SİNEMA GÜNLÜĞÜ 90.FİLM 

-Spoiler içerir -







Tonya Harding, annesinin hırslarının sonucu 4 yaşında buz patenine başlamış 20 yaşında şampiyonluklar almış ve tarihe ‘üçlü axel’ı (Axel: Axel’ın diğer atlayışlardan en önemli farkı, birli axel’ın 1,5, ikili axel’ın 2,5 ve üçlü axel’ın havada 3,5 tur dönülerek yapılmasıdır. Bu fark, axel’ın ileri doğru yapılan tek atlayış olması özelliğinden kaynaklanır. Patenci, buza geriye doğru iniş yapmak zorunda olduğu için havada fazladan yarım tur daha dönmek zorundadır. Bu nedenle, axel en zor atlayış olarak kabul edilir. Puanı da, diğer atlayışlardan daha yüksektir.) başaran ilk A.B.D’li kadın patenci’ olarak geçen bir sporcudur. Harding,in yarı belgesel yarı film tadında çekilmiş biyografik filmi 2018 yapımı olup 90'lı yıllar Amerikasını anlatıyor. 

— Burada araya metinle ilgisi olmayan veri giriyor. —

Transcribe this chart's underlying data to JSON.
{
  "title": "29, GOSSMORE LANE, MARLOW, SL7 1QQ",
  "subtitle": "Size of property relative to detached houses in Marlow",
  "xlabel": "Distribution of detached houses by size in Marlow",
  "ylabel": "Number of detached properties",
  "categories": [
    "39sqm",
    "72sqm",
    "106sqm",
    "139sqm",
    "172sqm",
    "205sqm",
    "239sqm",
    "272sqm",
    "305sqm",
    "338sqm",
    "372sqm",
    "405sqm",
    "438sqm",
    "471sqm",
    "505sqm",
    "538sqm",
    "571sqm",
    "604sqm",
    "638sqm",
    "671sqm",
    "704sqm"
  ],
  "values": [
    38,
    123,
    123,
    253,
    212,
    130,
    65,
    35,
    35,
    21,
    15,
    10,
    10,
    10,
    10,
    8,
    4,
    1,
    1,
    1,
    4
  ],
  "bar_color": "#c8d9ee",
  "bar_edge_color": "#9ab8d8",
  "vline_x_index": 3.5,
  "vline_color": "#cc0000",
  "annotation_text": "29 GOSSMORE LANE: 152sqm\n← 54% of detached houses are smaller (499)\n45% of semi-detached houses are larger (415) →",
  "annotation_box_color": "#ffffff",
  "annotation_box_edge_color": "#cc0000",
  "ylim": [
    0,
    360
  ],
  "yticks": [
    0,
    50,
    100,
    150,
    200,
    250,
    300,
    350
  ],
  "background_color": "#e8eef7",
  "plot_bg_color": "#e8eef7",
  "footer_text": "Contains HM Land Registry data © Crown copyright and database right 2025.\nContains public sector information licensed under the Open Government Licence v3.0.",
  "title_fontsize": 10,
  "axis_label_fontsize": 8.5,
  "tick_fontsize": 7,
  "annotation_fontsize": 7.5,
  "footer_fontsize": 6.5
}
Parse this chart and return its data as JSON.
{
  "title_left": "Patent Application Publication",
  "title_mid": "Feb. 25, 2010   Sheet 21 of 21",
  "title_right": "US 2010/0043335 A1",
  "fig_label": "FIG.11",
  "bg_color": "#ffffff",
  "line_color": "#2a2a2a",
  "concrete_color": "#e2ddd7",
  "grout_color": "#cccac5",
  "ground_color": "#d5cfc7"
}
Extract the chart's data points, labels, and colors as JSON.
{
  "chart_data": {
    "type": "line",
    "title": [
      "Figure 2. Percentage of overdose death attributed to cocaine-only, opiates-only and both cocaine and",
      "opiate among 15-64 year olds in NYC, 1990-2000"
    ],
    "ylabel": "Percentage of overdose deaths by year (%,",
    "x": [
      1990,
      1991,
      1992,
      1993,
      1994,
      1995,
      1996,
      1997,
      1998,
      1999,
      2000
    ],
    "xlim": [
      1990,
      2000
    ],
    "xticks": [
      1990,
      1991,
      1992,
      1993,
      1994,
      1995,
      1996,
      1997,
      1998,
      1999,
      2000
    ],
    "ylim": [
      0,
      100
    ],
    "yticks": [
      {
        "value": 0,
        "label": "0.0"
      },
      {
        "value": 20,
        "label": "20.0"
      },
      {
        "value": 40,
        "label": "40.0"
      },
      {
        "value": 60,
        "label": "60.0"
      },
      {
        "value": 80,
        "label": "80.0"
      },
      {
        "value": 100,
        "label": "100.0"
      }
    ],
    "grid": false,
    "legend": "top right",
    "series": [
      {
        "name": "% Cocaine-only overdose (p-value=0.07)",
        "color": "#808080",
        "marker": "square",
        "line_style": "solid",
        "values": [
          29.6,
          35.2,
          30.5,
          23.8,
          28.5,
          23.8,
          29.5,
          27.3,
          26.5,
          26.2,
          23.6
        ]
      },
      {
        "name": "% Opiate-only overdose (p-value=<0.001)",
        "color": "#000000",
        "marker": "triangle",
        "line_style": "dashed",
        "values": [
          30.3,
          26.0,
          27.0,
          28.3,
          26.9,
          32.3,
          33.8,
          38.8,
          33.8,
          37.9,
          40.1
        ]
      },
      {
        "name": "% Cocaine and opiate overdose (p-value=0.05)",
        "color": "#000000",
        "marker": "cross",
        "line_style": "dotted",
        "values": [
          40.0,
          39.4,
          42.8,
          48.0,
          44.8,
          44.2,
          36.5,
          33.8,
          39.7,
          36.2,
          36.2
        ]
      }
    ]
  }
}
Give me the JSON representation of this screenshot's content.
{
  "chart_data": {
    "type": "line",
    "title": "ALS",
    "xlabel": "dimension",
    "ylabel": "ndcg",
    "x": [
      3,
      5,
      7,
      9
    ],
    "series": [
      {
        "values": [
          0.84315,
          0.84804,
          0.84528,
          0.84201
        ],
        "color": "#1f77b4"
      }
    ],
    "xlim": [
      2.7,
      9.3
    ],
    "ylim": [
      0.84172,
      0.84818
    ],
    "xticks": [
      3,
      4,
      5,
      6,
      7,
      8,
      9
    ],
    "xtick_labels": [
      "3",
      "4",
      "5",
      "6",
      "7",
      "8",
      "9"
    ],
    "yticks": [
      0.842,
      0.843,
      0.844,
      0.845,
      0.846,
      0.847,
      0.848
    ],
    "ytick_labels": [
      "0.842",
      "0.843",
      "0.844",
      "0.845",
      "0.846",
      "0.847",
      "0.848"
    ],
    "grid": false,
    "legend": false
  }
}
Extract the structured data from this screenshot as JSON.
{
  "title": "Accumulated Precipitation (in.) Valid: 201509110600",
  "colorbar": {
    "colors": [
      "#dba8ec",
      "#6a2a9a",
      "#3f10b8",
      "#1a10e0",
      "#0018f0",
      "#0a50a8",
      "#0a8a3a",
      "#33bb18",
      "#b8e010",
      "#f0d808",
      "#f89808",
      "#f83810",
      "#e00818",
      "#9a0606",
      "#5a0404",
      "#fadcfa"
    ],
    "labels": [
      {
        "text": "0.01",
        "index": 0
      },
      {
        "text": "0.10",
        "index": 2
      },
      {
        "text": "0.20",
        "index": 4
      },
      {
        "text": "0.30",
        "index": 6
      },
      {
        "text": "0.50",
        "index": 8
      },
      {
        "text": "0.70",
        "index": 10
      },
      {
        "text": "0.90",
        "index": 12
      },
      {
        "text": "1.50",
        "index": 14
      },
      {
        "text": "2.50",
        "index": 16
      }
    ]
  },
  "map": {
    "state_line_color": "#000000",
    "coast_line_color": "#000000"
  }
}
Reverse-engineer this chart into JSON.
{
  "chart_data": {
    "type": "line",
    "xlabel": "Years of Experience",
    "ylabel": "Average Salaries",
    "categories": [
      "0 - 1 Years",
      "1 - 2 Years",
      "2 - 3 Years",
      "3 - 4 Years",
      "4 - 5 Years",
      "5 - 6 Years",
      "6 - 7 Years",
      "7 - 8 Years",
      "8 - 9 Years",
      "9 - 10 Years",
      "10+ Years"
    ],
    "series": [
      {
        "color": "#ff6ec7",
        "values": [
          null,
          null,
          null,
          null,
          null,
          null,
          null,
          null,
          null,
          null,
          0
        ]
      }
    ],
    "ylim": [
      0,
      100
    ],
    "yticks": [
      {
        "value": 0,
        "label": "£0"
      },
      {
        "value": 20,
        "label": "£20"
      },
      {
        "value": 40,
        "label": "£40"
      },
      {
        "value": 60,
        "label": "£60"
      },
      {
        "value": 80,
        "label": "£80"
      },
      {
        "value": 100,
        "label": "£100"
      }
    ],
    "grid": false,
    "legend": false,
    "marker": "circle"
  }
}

Buz pateni için sabahın beşinde çalışmaya başlayan, ne yapsa annesini memnun edemeyen, yıldızı giderek yükselse de zengin ve örnek bir Amerikan ailesine mensup olmadığı için hakkı yenen, başta annesi olmak üzere kimseden sevgi, ilgi şefkat görmeyen, bu zor şartlara rağmen tarihe adını yazdırmış bir kadın. 

On beş yaşında tanıştığı ve daha erkek arkadaşı iken şiddet uygulayan bir adamla, annesinden de aynı dili gördüğü için evlenen ve böylece spor kariyeri biten şanssız bir kadın. Eski eşi Jeff Gillooly ile dengesiz ilişkileri ve hep daha iyi olmak adına kendini zorlaması gibi gerekçelerle stres içinde olan kadın sadece dans ederken mutlu ve bütün hayatı dans iken kocasının sekiz ay yatıp çıktığı bir olayda öyle ağır bir cezaya çarptırılıyor ki gözyaşlarına boğulmamak elde değil. 

Annesini gördüğüm her sahnede deli oldum diyebilirim. "Sen yumuşaktın. Ben senden bir şampiyon çıkardım, hem de benden nefret edeceğini bile bile, asıl fedakarlık budur" diyen kadın, garson olarak çalışıp tek başına özel hocanın giderlerini karşılıyor ama her dakika başa kakıp en ufak bir başarısızlıkta kıza şiddet uyguluyor. Nasıl anne olunmaz? sorusunun yanıtı bu olabilir sanırım. Zaten kız da "Sen bir canavarsın, beni lanetledin" diyor. 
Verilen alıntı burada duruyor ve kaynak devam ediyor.